De vestiging van de Staat Israel bracht vele joden ertoe het land te verlaten.
Tijdens een woest pogrom in Tripoli op 5 november 1945 werden meer dan 140 joden afgeslacht en bijna alle synagoges werden geplunderd. (Howard Sachar, A History of Israel).
In juni 1948 vermoordden relschoppers nog eens 12 joden, en verwoestten 280 joodse huizen. Duizenden joden vluchtten het land uit nadat Libië onafhankelijk werd en lid werd van de Arabische Liga in 1951. (Norman Stillman, The Jews of Arab Lands in Modern Times).
Na de Zesdaagse Oorlog werd de joodse bevolking, die 7000 leden telde, opnieuw onderworpen aan pogroms, waarbij 18 mensen werden gedood, en vele anderen gewond, wat leidde tot een nieuwe, bijna volledige exodus, waarna minder dan 100 joden in Libië overbleven. Toen kolonel Kaddafi in 1969 aan de macht kwam, werden alle joodse bezittingen in beslag genomen, en alle schulden aan joden opgeschort. Op dit moment schijnen er geen joden meer in Libië meer te wonen.
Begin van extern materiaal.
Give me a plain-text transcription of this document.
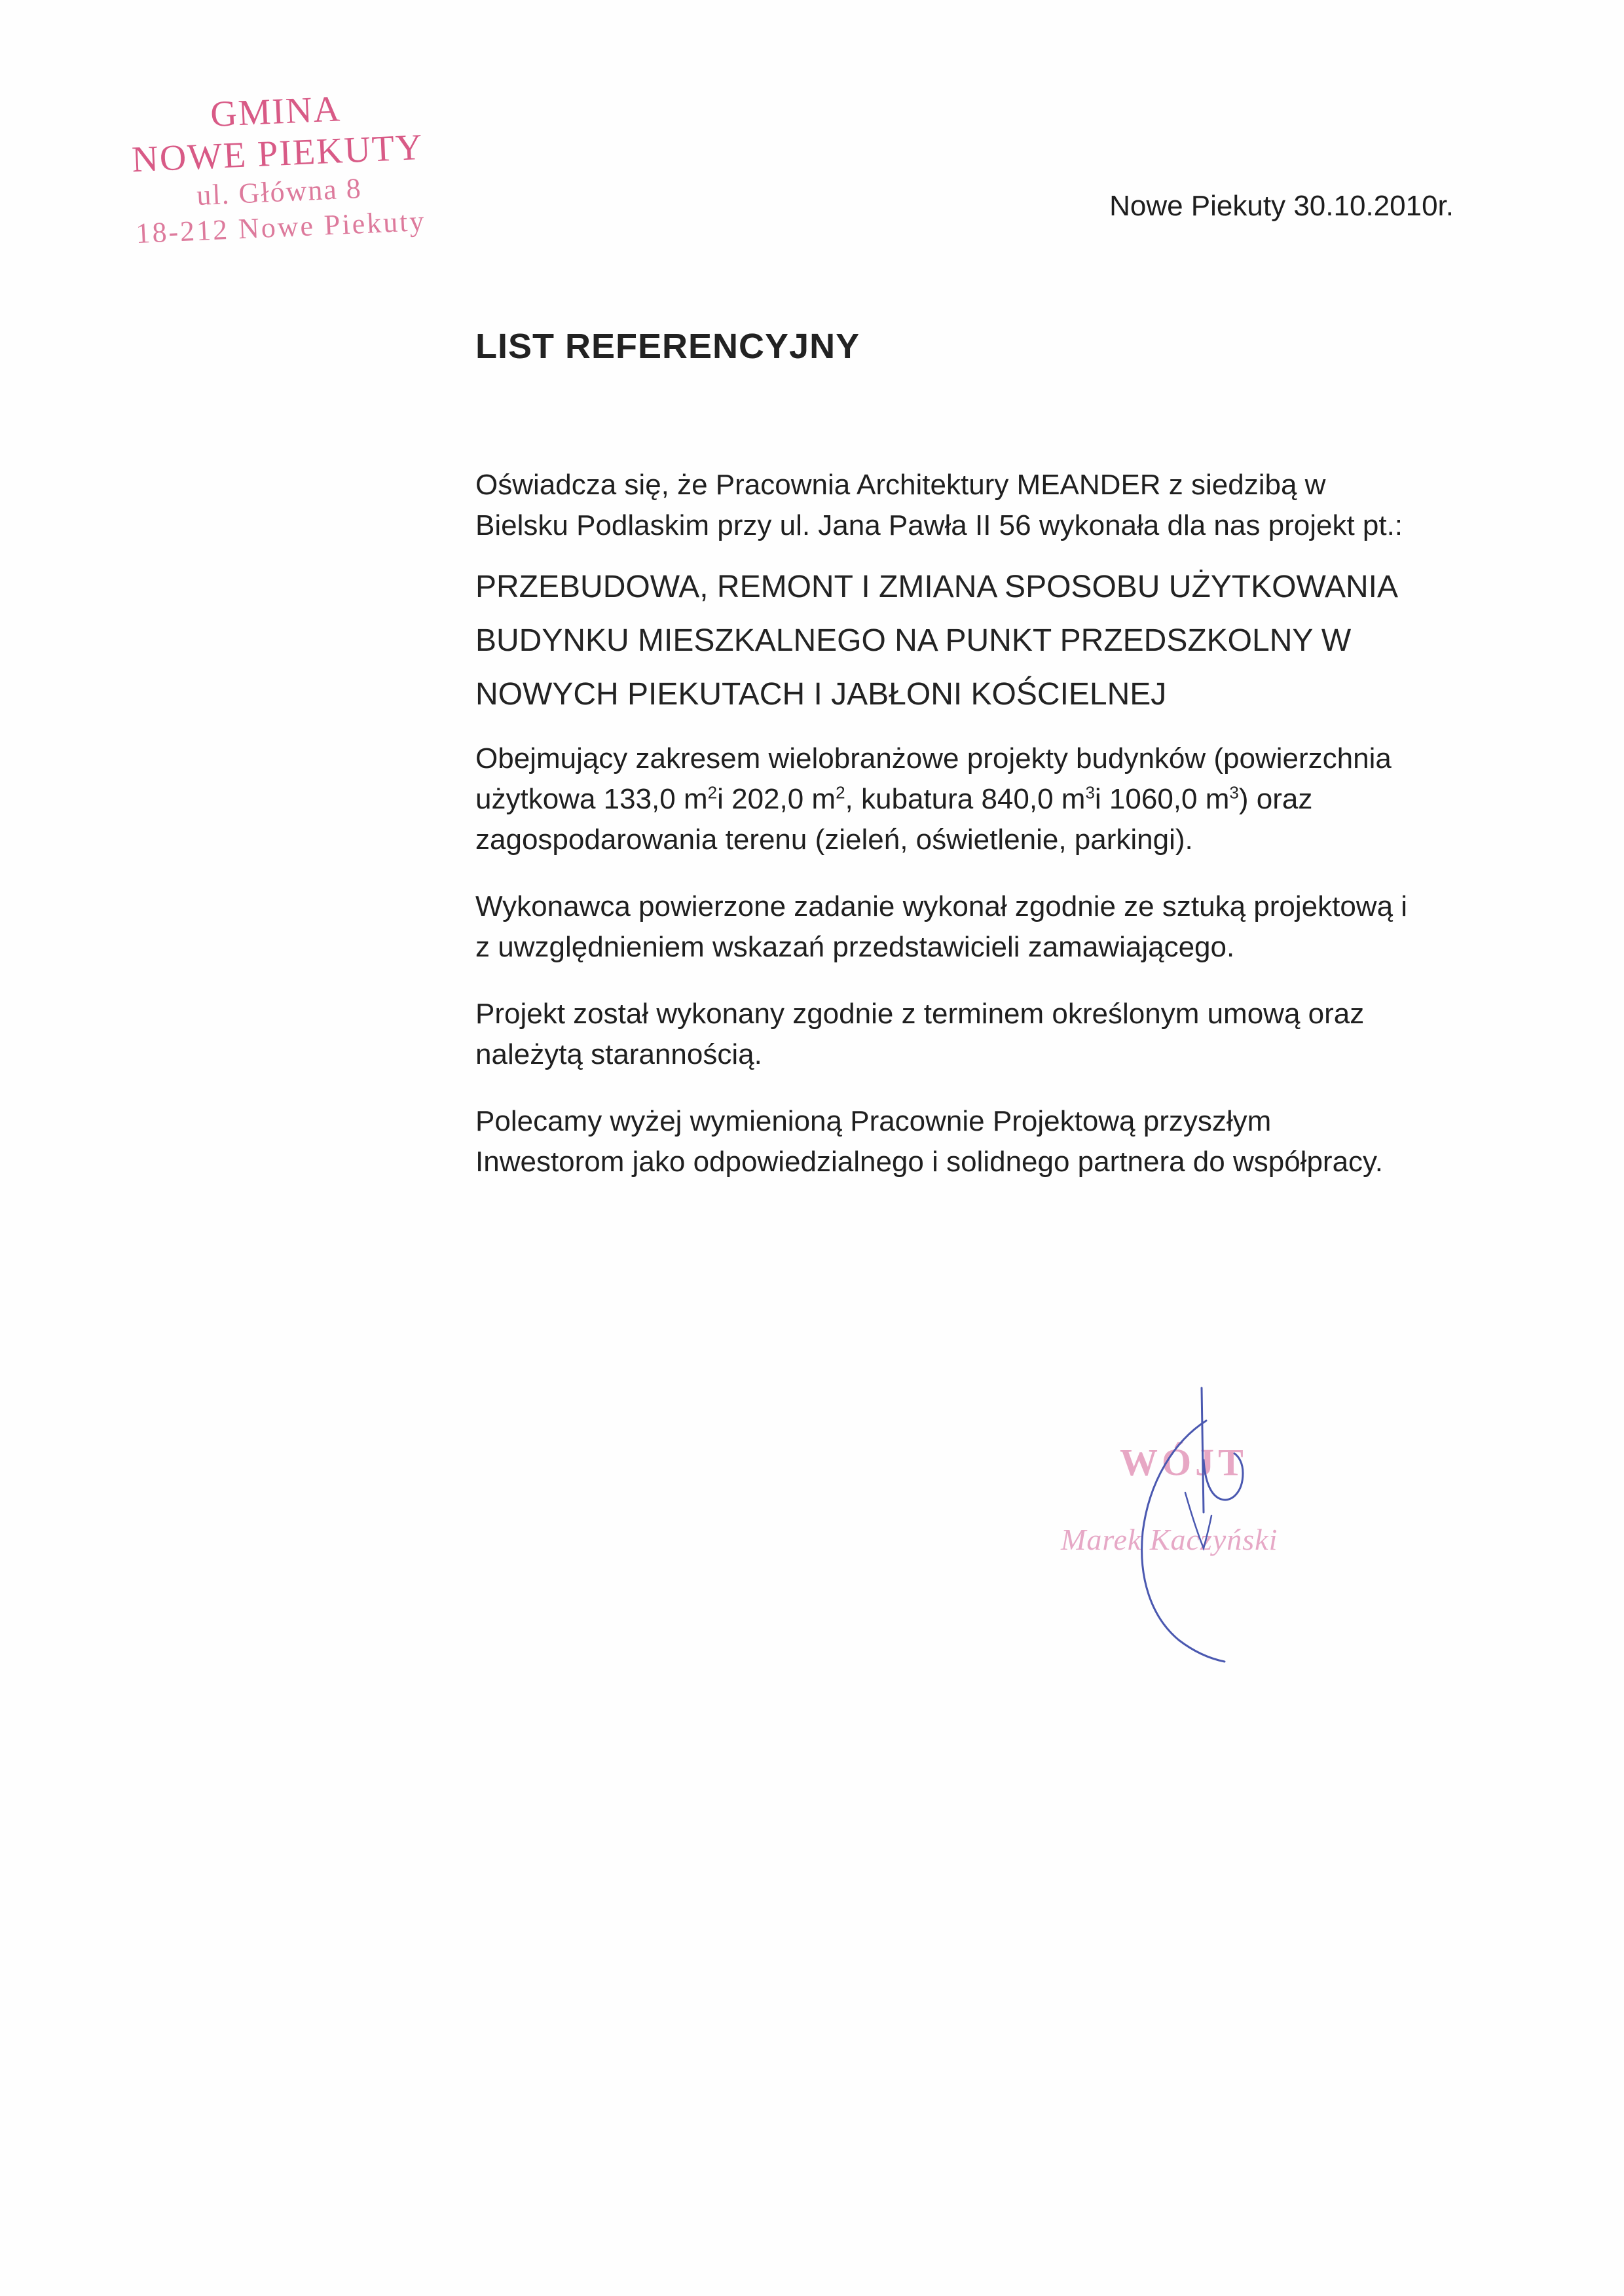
GMINA
NOWE PIEKUTY
ul. Główna 8
18-212 Nowe Piekuty	Nowe Piekuty 30.10.2010r.
LIST REFERENCYJNY
Oświadcza się, że Pracownia Architektury MEANDER z siedzibą w
Bielsku Podlaskim przy ul. Jana Pawła II 56 wykonała dla nas projekt pt.:
PRZEBUDOWA, REMONT I ZMIANA SPOSOBU UŻYTKOWANIA
BUDYNKU MIESZKALNEGO NA PUNKT PRZEDSZKOLNY W
NOWYCH PIEKUTACH I JABŁONI KOŚCIELNEJ
Obejmujący zakresem wielobranżowe projekty budynków (powierzchnia
użytkowa 133,0 $m^2i$ 202,0 $m^2$, kubatura 840,0 $m^3i$ 1060,0 $m^3$) oraz
zagospodarowania terenu (zieleń, oświetlenie, parkingi).
Wykonawca powierzone zadanie wykonał zgodnie ze sztuką projektową i
z uwzględnieniem wskazań przedstawicieli zamawiającego.
Projekt został wykonany zgodnie z terminem określonym umową oraz
należytą starannością.
Polecamy wyżej wymienioną Pracownie Projektową przyszłym
Inwestorom jako odpowiedzialnego i solidnego partnera do współpracy.
WÓJT
Marek Kaczyński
Hoewel emigratie illegaal was, lukte het meer dan 3000 joden naar Israel te vertrekken. Toen de Britten emigratie in 1949 legaliseerden, vluchtten meer dan 30.000 joden uit Libië. Ten tijde van de staatsgreep van kolonel Kaddafi in 1969 bleven zo'n 500 joden in Libië. Kaddafi nam vervolgens alle joodse bezittingen in beslag en schortte alle schulden aan joden op. In 1947 waren er niet meer dan 20 joden in het land, en aangenomen wordt dat joodse aanwezigheid hier niet meer bestaat.